To get to this area we had to drive threw a cement factory, which is just weird.  Thank goodness it was on a saturday because I can't imagine how weird it would have felt to drive threw that factory during a work day!  There was a big group of volunteers today and they split us into to two groups: first group got a tour while the second group started work.  Rachel (classmate) and I made sure we were in the first group ;)  But before we were split up we actually went back OUT of the area and a woman did a Hawaiian chant/prayer for thanks and then another woman did a chant/prayer welcoming us into the heiau.  Whenever I hear the chants in the native language it is touching and I am so aware of the differences in how I was raised to pray.  In church it is such a quiet demure thing, with heads bowed but when they do their chants their voices are raised to the heavens, they encorporate all that are around them, and their words seem to engulf the group.  It is always nice to be outside when this is going on.  I can't imagine hearing a chant and being indoors... it just doesn't seem to fit to me.

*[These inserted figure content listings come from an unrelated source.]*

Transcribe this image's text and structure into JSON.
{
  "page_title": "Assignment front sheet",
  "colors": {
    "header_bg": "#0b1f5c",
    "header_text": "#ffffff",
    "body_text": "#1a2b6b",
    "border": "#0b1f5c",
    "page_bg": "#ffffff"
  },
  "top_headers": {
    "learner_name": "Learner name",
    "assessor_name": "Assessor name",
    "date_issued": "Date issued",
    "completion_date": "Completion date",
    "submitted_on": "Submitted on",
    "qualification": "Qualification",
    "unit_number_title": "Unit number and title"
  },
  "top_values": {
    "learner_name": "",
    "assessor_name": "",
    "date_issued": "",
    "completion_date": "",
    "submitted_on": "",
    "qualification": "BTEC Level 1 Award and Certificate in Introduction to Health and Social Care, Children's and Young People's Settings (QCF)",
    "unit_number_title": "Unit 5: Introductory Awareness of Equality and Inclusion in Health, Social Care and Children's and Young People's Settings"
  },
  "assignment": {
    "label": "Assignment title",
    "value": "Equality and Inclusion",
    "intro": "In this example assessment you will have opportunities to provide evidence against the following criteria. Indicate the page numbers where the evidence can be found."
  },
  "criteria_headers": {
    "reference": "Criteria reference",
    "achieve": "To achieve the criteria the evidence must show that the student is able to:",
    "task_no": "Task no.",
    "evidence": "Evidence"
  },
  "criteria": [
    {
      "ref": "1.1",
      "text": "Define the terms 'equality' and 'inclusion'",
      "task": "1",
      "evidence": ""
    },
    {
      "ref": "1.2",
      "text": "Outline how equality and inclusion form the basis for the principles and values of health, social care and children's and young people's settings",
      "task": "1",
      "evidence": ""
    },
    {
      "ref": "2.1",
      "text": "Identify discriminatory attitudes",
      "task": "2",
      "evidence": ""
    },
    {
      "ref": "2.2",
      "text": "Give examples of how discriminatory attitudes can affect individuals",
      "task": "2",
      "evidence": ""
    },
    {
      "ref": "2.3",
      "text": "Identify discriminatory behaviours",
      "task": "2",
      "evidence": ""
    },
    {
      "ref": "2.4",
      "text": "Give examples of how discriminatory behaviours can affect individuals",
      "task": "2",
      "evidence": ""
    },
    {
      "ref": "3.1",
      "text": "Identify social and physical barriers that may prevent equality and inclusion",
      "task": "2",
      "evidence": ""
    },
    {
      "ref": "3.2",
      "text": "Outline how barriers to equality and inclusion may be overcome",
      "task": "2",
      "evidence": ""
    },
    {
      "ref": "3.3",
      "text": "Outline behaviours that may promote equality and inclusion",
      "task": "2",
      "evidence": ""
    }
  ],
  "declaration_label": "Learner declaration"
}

Then we were off on our tour.  We were told not to take any pictures of the artifacts :( but plants etc. were fine.  Granted the artifacts consisted of stones, and unless someone pointed out what they were you'd probably wouldn't know that a stone was a "birthing stone" or represented a sharks head and a boundary.  It was pretty to be in the lush green and it's amazing to think of people living there, simply.  The women and men are housed in different areas and most of the work that we did was on the men's side to start clearing away some of the vegetation that doesn't belong.  


After our tour, we switched with the group that was doing the work and luck would have it... it started to rain.  From light to downpour, it went back and forth and I got wet and muddy.  We worked for about an hour and then it was lunch time!  Of course we had the rice and the kalua pork and cabage, some mystery meatloaf with gravy (that had big ass mushrooms which I avoided) and some awesome brownies!  


It was a good and interesting morning and I am doing another field trip tomorrow morning. I need to get my hours and I will be short at the end of the semester due to my military weekends and the trip to Alaska... oh well.  I'm making an effort.


Here are some pictures from the day:
The H3 runs right between the mens and womens hale (living areas).  A stream did the dividing before but it has been rerouted for obvious reasons :(  When they started to build this massive highway, a group of 5 grandmothers went to protect this sacred ground, which obviously they did and they started the restoration efforts.










Some of the greenery :D

This is the area we were working in.